Data collecting needs to change to avert future financial crises
As talks continue on a bill to reform the financial sector, the Federal Reserve released a paper urging economists and regulators to look beyond well-established economic data collection to avoid another financial collapse.
While commonly used economic processes detected signals about the impending crisis, more "granular and "specialized information" could've been collected, according to the 42-page paper co-authored by Fed Vice Chairman Donald Kohn.
For example, the paper says that data collected targeting solicitations to borrowers provided, "the best, and possibly the only, way to understand the rapid decline of underwriting standards for U.S. residential markets" prior to 2004. But that information most likely didn't exist and wouldn't have seemed worth examining before 2004, the paper said.
While the paper's authors acknowledged the desire for more and better real-time data, they are positive that models will be developed to highlight emerging imbalances in the system. Those models require specialized research teams working with data tailored to specific areas that could show unusual trends, the paper said.

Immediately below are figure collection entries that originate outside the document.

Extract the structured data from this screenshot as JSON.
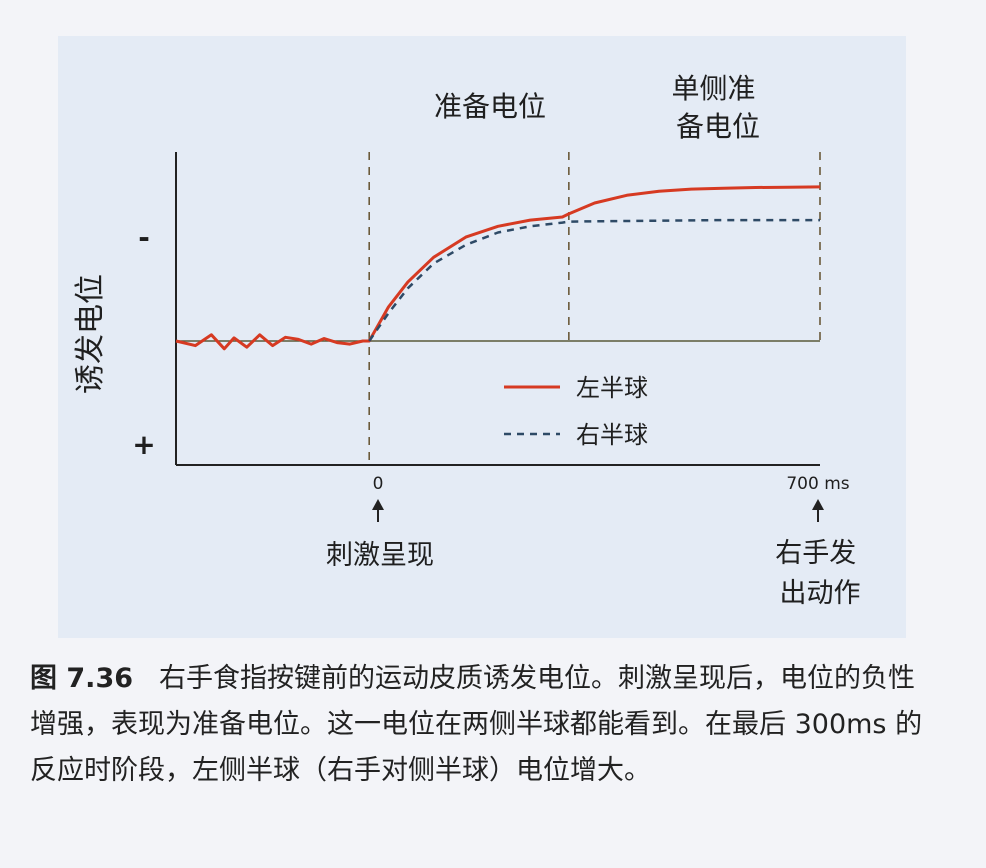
{
  "figure": {
    "number": "图 7.36",
    "caption": "右手食指按键前的运动皮质诱发电位。刺激呈现后，电位的负性增强，表现为准备电位。这一电位在两侧半球都能看到。在最后 300ms 的反应时阶段，左侧半球（右手对侧半球）电位增大。"
  },
  "chart_data": {
    "type": "line",
    "ylabel": "诱发电位",
    "y_ticks": [
      "-",
      "+"
    ],
    "x_ticks": [
      "0",
      "700 ms"
    ],
    "xlim": [
      -300,
      700
    ],
    "ylim": [
      -1.3,
      5
    ],
    "annotations": {
      "readiness_potential": "准备电位",
      "lateralized_readiness_potential": "单侧准备电位",
      "stimulus_onset": "刺激呈现",
      "response": "右手发出动作"
    },
    "reference_lines_x": [
      0,
      310,
      700
    ],
    "series": [
      {
        "name": "左半球",
        "color": "#d63a22",
        "style": "solid",
        "x": [
          -300,
          -270,
          -245,
          -225,
          -210,
          -190,
          -170,
          -150,
          -130,
          -110,
          -90,
          -70,
          -50,
          -30,
          -10,
          0,
          30,
          60,
          100,
          150,
          200,
          250,
          300,
          310,
          350,
          400,
          450,
          500,
          550,
          600,
          650,
          700
        ],
        "y": [
          0,
          -0.15,
          0.2,
          -0.25,
          0.1,
          -0.2,
          0.2,
          -0.15,
          0.12,
          0.05,
          -0.1,
          0.08,
          -0.05,
          -0.1,
          0,
          0,
          1.1,
          1.9,
          2.7,
          3.35,
          3.7,
          3.9,
          4.0,
          4.1,
          4.45,
          4.7,
          4.83,
          4.9,
          4.93,
          4.95,
          4.96,
          4.97
        ]
      },
      {
        "name": "右半球",
        "color": "#2e4a66",
        "style": "dashed",
        "x": [
          0,
          30,
          60,
          100,
          150,
          200,
          250,
          300,
          310,
          350,
          400,
          450,
          500,
          550,
          600,
          650,
          700
        ],
        "y": [
          0,
          0.9,
          1.7,
          2.5,
          3.1,
          3.5,
          3.7,
          3.82,
          3.85,
          3.86,
          3.87,
          3.88,
          3.89,
          3.9,
          3.9,
          3.9,
          3.9
        ]
      }
    ]
  }
}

"We harbor no illusions about the difficulty of collecting all the "right" data in a timely fashion, particularly because the dynamic nature of our financial system implies that the relevant set of data is a moving target," the paper said.
Major data collection takes time to design and put into action and are usually implemented with the idea that the systems being examined are inherently stable over time.
"More fundamental, in our view, is the need to use data in a different way -- in a way that can deliver more flexibility in targeting than static data collection can allow," the paper said.
The paper is expected to be presented at the fifth European Central Bank conference on central bank statistics, which runs Thursday and Friday in Frankfurt, Germany.